A few years ago I was mindblown to learn that the derivatives market (including shorts) is orders of magnitude bigger than the stock market itself. Total value of all NYSE stocks is $15 trillion, and the derivatives market on top of that is $640 trillion or something.
Here’s a question - do you think this is the end of Robin Hood? I can’t tell you how many small timers I’ve seen this am that are selling all their holdings in Robin Hood and moving elsewhere.
I was pondering this because it still feels different to me (and again, it’s possible that my understanding is extremely flawed).
When you sell a mortgaged house, what happens is that someone lent you money so you could buy a house. The house is collateral on the loan, but the bank did not actually lend you the house itself.
Short selling sounds a lot more like me trying to sell the apartment I’m renting.
I know that actual real estate law is tricksier than that, but fundamentally, that’s what short selling feels like and that’s why it seems so fucking scuzzy to me.
Hello, terrible question (considering that I’ve been around here for years now), but can we watch these somewhere after the fact? I’m never usually a video learning person, I always read instead, but I’d be realllly interested in hearing you talk about this one, and I can’t make the livestream.
Odds are I won’t be able to make it to the live stream when it’s live so I’ll ask it here - What are the odds the government will tie a bail out for all this nonsense to the next round of covid stimulus money?
I’m pretty much a brainless contributor to my work retirement fund. I’ve got my money in index funds with low fees and rebalance once a year but I don’t pay much attention beyond that. So, what I’m wondering is will this impact index funds - like is there any interaction at all with my Vanguard investments and hedge funds? Obviously, I don’t expect a specific answer re: my personal investments but I am curious whether this is going to screw over workers who have retirement accounts or is it just billionaires who are going to eat this loss?
TL;DR - who is going to lose out, assuming the government doesn’t (hasn’t already) interfered to help incredibly rich people?
My question: Some friends got in on the Reddit action and made some money on GameStop stonks. They are holding at least some of the stocks but have made money. Should I be worried that they will actually lose money when the stock price inevitably drops or am I worrying about my friends for no reason?
(You wrote hedge funds but did you mean index funds?)
Vanguard and index funds (at least the ones I’ve researched and/or bought) are comprised directly of stocks and bonds, and don’t include any second-order bets like derivatives or shorts, so they are mostly not affected. Today the stock market lost about 2% overall, probably reflecting the general dip in confidence about stock markets. So your Vanguard and index funds lost a bit due to the overall market loss, but not anywhere near the degree of hedge funds who made much riskier bets by shorting specific stocks. And pension funds that working people rely on for retirement, etc. tend to avoid these high-risk investments too. As best as I can understand, only billionaires are getting pummeled by this particular game.

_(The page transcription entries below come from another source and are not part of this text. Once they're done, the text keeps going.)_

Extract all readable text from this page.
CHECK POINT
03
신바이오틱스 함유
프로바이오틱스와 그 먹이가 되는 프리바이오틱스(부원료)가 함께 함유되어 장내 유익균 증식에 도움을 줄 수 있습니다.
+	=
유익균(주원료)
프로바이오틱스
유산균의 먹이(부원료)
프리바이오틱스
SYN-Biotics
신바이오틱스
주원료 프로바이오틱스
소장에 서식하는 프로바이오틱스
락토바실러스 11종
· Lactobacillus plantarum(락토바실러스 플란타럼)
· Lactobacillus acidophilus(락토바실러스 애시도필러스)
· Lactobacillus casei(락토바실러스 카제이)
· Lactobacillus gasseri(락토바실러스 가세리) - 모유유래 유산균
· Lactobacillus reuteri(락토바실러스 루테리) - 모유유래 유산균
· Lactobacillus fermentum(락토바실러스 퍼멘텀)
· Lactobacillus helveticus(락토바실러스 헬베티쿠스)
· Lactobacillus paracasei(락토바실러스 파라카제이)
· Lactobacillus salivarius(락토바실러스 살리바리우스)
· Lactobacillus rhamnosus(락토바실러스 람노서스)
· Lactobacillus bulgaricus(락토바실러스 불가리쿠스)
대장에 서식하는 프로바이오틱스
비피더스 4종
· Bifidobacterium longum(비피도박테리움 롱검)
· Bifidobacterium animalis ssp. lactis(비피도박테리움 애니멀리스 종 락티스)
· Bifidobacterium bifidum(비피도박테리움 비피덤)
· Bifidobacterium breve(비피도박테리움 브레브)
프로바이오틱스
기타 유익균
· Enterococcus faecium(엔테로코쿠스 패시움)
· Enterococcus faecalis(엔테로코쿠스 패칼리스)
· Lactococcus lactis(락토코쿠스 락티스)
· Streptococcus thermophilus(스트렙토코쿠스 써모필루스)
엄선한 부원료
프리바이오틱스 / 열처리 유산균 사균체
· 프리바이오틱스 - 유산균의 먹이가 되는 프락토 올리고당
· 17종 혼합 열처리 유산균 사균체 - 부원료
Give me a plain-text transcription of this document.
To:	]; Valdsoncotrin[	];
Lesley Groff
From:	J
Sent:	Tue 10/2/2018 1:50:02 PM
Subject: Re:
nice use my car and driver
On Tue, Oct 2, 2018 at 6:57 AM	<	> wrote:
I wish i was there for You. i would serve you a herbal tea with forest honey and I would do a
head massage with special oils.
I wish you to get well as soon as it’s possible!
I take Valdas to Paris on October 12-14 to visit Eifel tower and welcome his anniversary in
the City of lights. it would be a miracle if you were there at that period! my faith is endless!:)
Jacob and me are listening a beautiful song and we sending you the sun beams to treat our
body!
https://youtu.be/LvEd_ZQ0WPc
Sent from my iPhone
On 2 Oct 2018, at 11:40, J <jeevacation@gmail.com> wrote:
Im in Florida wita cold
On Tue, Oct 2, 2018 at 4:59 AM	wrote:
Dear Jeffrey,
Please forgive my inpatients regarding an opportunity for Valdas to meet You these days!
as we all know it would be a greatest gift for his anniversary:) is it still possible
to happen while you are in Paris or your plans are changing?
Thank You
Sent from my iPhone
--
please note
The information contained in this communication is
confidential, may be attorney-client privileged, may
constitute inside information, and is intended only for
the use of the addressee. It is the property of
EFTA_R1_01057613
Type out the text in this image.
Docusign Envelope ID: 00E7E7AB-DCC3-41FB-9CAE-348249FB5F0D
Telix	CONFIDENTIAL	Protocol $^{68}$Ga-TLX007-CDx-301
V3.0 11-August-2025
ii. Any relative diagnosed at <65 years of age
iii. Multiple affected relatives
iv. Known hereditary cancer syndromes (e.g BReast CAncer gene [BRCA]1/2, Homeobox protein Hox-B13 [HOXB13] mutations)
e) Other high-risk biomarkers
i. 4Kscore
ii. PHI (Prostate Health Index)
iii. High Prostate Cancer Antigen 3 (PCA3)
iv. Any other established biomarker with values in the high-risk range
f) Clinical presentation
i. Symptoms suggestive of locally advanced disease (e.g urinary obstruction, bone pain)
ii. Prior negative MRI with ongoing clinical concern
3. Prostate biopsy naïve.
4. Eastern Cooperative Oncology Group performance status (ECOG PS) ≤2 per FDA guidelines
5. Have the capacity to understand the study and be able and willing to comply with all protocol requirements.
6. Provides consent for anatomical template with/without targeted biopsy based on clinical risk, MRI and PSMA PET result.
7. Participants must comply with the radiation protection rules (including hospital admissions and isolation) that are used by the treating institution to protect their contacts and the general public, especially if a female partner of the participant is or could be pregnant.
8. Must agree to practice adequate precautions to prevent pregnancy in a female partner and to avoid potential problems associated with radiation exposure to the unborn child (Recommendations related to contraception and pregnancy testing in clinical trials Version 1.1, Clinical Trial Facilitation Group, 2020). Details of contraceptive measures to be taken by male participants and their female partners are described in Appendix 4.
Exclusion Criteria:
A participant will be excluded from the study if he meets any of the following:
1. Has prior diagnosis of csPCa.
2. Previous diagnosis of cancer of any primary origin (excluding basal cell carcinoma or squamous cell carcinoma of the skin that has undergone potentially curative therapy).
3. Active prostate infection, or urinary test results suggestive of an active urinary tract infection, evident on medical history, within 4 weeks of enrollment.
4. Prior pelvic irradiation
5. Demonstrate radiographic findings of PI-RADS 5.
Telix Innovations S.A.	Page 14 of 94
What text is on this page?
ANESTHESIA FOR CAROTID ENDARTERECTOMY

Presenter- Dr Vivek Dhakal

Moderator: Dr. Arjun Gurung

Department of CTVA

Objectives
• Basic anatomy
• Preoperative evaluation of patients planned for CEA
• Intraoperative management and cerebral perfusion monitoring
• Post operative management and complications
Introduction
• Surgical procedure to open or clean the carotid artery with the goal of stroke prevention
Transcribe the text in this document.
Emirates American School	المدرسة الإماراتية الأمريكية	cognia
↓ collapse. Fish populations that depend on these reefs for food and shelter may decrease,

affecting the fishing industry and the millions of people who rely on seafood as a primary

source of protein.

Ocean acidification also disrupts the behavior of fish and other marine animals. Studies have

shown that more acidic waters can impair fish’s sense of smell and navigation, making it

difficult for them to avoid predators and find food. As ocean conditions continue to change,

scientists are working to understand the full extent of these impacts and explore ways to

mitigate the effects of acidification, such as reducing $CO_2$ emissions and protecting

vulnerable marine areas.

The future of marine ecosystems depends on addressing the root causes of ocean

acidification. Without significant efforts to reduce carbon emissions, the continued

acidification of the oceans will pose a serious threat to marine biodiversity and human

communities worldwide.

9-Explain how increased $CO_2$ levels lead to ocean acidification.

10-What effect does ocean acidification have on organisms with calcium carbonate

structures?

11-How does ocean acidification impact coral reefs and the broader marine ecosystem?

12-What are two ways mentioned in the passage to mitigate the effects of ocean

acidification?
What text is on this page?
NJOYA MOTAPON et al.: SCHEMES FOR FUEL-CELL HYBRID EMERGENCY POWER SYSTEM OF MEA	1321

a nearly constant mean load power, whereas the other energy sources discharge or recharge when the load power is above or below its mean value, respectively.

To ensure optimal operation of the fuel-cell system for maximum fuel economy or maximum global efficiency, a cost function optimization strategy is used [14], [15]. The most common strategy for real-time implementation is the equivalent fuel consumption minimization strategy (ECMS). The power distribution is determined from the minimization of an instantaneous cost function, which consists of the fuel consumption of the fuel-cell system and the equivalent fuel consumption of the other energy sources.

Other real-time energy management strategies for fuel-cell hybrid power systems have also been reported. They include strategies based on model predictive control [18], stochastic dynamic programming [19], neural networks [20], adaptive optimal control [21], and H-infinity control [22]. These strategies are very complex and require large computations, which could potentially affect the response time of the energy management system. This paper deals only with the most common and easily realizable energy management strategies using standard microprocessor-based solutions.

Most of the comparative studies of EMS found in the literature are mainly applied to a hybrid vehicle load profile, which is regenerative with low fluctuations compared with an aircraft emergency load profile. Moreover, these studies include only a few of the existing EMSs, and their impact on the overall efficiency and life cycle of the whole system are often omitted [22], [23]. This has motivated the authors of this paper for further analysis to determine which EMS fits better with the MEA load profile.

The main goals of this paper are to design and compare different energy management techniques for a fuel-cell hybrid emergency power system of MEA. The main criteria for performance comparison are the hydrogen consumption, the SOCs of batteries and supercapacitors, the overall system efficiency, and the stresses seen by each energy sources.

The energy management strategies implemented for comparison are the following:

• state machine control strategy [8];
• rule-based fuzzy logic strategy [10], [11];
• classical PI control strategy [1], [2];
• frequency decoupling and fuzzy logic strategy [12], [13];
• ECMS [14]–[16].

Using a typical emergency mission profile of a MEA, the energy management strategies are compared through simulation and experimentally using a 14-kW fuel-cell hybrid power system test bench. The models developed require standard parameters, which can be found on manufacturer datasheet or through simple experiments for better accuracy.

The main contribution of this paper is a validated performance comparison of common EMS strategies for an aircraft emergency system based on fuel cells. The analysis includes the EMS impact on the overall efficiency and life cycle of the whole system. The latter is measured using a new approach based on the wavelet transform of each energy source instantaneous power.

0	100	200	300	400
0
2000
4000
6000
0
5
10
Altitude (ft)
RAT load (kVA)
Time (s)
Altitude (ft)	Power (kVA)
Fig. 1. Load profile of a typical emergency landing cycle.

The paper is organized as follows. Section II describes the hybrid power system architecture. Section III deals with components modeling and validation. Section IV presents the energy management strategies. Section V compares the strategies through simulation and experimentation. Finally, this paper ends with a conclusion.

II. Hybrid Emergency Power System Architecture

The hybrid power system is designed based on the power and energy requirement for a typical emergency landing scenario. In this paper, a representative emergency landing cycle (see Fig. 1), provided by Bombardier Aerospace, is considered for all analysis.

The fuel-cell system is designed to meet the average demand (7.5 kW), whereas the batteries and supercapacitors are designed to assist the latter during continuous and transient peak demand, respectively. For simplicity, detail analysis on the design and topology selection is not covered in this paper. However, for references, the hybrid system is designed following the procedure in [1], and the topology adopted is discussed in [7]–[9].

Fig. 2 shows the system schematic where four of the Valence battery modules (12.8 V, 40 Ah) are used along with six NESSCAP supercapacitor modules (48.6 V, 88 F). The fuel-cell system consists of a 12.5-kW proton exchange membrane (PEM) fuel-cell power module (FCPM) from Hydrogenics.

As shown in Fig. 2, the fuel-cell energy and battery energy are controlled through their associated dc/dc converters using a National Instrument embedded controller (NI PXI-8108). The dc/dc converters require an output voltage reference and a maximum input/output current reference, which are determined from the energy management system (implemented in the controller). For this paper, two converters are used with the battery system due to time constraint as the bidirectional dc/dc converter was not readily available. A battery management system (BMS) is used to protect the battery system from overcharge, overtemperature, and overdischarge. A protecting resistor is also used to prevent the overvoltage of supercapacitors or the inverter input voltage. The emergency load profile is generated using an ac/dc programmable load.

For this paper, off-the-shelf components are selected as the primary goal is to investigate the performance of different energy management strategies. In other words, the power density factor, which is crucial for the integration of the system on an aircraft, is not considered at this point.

I definitely looked up what a hedge fund is to ensure that my random index mutual whatever funds aren’t effected.
Basically no, hedge funds are alternative investments only available to advanced investors who are very rich. It would run foul of regulations to let poors and regulars have them. Therefore it is extra illegal for the regulars to stop the richer from getting richer
To invest in hedge funds as an individual, you must be an institutional investor, like a pension fund, or an accredited investor. Accredited investors have a net worth of at least $1 million, not including the value of their primary residence, or annual individual incomes over $200,000 ($300,000 if you’re married).
My opinion is that this is a flash in the pan and things will go back to normal soon, but hopefully with some regulations on margin calls for all investors.
So basically, the way that “regular index funds” COULD be affected is if the hedge funds are squeezed so much they have to do a massive sell off of other assets to have enough money to pay back their position on the shorts.
So far, it doesn’t seem like that is going to happen. But this whole thing could have insane consequences on the market as a whole if it does.
FYI, Planet Money did an episode on this and I found it informative and interesting. It was a good complement to the livestream because @anomalily explained short selling in a way that I could understand and then Planet Money gave more history and other context.
Also they played bits of a “Wellerman” parody about this whole thing and it was delightful.
Yeah… That was always gonna happen. Sounds like some of the crowd knew what they were getting into. But I’m sure many who got swept up in it couldn’t afford it.